Weekly Pricing Pulse: Supply problems send commodities higher
Our Materials Price Index (MPI) climbed 3.5% last week, building on its 3% gain the previous week. It was another week when prices collectively recorded a significant weekly gain sending the MPI to a seven-year high. The MPI now stands 57% higher than in late February 2020.
All but one of the MPI's ten sub-components posted increases last week with energy, metals and chemicals the notable movers. Our energy index was up 6.8% as cold weather in Texas froze pipelines and forced 20% of US natural gas supply offline. This sent the Henry Hub spot price to $10.33/MMBtu from $4.63/MMbtu in the preceding week, an unprecedented 123% increase. The severe winter weather also impacted chemical markets with over 60% of US ethylene production offline. The result was a 3.7% climb in our chemical sub-index last week. Metal exchanges remained extremely active with our steelmaking raw materials index increasing 2.5% and the nonferrous index up 3.4%. Iron ore prices soared because Chinese economic activity was higher than usual since many workers did not travel home for Lunar New Year. Copper prices reached $8,930 a tonne last week, the highest level since 2011 amid expectations of a future rise in green infrastructure projects where copper will be an important raw material. The price of tin also soared as high demand from the electronics industry sent stockpiles to near record lows. Spot prices reached $29,349 per tonne, a ten-year high, and a global tin shortage means upward pressure is likely to persist.
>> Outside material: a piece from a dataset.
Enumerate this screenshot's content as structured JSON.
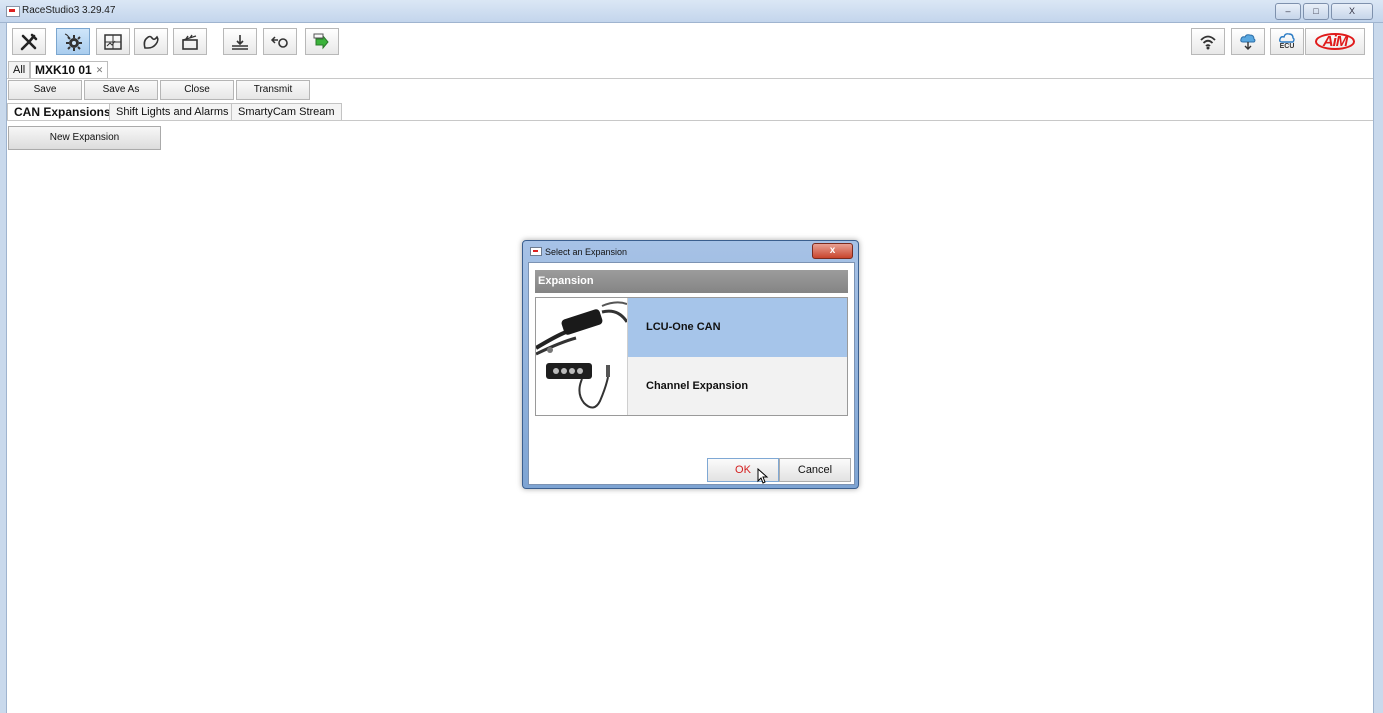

It was a muted week for equity markets as investors swung between vaccine rollout positivity and fears over a spike in inflation. Yields on 10-year US Treasury bonds climbed and the sell-off pushed investors towards commodities. The return of Asian buyers to the market after the Lunar New Year also provided a further boost to commodity markets. The broad-based gains in industrial metals have led to further speculation that a commodity supercycle is beginning. Evidence of a sustained increase in goods price inflation remains limited thus far. However, the sharp increase in the MPI over the past eight months guarantees a rise in goods price inflation through at least the second quarter. Once this becomes apparent in official data the question is whether equity investors will accept the risk or, as happened last week, pour into commodity markets. The answer to this will determine level of commodity price inflation in the near term.